I don't know how many of the film's liabilities should be blamed on Salma. She didn't write the sappy script, and Showtime already had the project in the pipeline, so she didn't develop it, but she was in charge, so the fact that the movie is poor is ultimately her responsibility.

Having said that, I really have to add that I would be happy to invest money in a Salma Hayek project. When you hire this woman, she gives you everything she has, as she demonstrated with Frida and with this project. She'll be a good director someday as well, because she wants to learn how to do it, and she has the energy and intelligence to get it right. There's nothing really bad about the pacing, photography, set design, or editing of this film, and the narrative is coherent. After all, it's just supposed to be a made-for-cable family film, so I'm not sure what more she could have done with it.

While Salma did nothing to make us forget Kubrick, and she hasn't acquired all the technical and artistic expertise of her fellow actor-turned-helmsman George Clooney, she did just as workmanlike a job as a professional TV director, which is a helluva start because those TV people normally take years to achieve that level of proficiency.

not yet available on home media
And let's face it, people love her.

And with good reason.

The Critics Vote

  • no reviews online

The People Vote ...

  • IMDb link. Voting results: IMDb voters score it a very respectable 6.8/10
  • made for Showtime
The meaning of the IMDb score: 7.5 usually indicates a level of excellence equivalent to about three and a half stars from the critics. 6.0 usually indicates lukewarm watchability, comparable to approximately two and a half stars from the critics. The fives are generally not worthwhile unless they are really your kind of material, equivalent to about a two star rating from the critics. Films rated below five are generally awful even if you like that kind of film - this score is roughly equivalent to one and a half stars from the critics or even less, depending on just how far below five the rating is.

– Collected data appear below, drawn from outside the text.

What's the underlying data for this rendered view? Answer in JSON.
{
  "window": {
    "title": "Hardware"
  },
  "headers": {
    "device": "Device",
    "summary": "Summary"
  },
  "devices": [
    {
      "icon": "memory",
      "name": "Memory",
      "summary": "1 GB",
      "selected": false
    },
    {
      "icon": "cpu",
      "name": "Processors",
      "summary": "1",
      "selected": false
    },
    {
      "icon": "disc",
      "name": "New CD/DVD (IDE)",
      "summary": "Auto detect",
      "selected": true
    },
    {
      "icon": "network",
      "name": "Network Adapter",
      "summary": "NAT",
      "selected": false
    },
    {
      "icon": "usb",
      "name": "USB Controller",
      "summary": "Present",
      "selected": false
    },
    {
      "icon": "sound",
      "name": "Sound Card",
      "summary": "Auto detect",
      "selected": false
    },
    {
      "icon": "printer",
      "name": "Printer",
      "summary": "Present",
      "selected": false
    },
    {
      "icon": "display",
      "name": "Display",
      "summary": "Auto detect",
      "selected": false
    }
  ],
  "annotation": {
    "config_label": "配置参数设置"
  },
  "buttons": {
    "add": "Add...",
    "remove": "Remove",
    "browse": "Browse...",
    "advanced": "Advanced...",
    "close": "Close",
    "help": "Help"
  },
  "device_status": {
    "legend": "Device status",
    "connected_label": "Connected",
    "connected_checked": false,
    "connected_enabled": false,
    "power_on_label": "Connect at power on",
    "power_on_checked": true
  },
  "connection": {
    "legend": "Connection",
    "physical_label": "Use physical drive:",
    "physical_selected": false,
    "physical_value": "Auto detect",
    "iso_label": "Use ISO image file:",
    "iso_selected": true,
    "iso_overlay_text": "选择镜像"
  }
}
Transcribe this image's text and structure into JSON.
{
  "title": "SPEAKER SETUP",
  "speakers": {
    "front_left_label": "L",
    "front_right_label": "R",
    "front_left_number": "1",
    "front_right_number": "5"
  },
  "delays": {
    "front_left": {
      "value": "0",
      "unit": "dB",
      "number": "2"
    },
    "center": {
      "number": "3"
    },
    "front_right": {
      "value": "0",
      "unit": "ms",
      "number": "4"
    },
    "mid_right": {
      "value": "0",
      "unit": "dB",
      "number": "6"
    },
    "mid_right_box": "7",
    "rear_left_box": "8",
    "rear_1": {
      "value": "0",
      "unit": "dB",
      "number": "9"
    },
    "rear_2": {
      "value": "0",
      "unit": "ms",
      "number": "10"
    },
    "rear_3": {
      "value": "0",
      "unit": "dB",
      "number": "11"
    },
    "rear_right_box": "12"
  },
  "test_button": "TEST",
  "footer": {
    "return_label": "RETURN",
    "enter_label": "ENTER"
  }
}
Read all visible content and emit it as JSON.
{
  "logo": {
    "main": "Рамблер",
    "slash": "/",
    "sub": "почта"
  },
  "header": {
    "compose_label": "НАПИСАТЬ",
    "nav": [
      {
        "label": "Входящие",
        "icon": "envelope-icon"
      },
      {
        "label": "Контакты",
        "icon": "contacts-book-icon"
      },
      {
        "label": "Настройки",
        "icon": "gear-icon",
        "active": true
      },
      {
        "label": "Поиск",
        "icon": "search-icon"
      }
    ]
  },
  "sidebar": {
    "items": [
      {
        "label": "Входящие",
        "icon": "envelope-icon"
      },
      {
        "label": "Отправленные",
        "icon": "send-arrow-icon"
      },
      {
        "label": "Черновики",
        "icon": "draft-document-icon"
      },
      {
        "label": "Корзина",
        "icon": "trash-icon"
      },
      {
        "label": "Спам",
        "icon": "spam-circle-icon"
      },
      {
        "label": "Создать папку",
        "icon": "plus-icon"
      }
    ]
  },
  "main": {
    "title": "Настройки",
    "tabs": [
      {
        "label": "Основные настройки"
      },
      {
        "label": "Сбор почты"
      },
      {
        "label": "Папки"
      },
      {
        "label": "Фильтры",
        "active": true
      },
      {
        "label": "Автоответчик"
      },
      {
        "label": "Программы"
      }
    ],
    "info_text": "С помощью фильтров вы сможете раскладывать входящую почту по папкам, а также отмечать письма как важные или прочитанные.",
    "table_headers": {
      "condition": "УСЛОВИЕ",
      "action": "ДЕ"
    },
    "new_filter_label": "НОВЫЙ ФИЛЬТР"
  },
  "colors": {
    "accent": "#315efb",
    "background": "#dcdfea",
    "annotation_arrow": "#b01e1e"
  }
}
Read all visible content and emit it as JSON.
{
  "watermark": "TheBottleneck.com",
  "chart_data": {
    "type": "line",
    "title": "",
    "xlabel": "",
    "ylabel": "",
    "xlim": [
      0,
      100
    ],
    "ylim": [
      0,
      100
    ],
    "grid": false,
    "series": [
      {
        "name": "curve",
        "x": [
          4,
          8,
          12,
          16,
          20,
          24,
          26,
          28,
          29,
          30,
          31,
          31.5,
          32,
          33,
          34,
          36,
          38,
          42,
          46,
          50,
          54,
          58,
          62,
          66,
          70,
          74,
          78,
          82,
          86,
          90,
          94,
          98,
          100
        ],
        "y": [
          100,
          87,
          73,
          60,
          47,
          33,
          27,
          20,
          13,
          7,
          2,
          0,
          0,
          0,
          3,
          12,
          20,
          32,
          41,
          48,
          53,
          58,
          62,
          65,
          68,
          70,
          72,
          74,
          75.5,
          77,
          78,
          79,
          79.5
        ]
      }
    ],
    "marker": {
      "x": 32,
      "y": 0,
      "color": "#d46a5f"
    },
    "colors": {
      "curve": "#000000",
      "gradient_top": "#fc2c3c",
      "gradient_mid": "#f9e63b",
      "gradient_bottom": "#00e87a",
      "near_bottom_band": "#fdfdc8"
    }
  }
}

My own guideline: A means the movie is so good it will appeal to you even if you hate the genre. B means the movie is not good enough to win you over if you hate the genre, but is good enough to do so if you have an open mind about this type of film. C means it will only appeal to genre addicts, and has no crossover appeal. (C+ means it has no crossover appeal, but will be considered excellent by genre fans, while C- indicates that it we found it to be a poor movie although genre addicts find it watchable). D means you'll hate it even if you like the genre. E means that you'll hate it even if you love the genre. F means that the film is not only unappealing across-the-board, but technically inept as well.

Based on this description, I'm not sure. Maybe it is a C-, if we define the genre as "made for TV family movies". I guess it is adequate by that standard.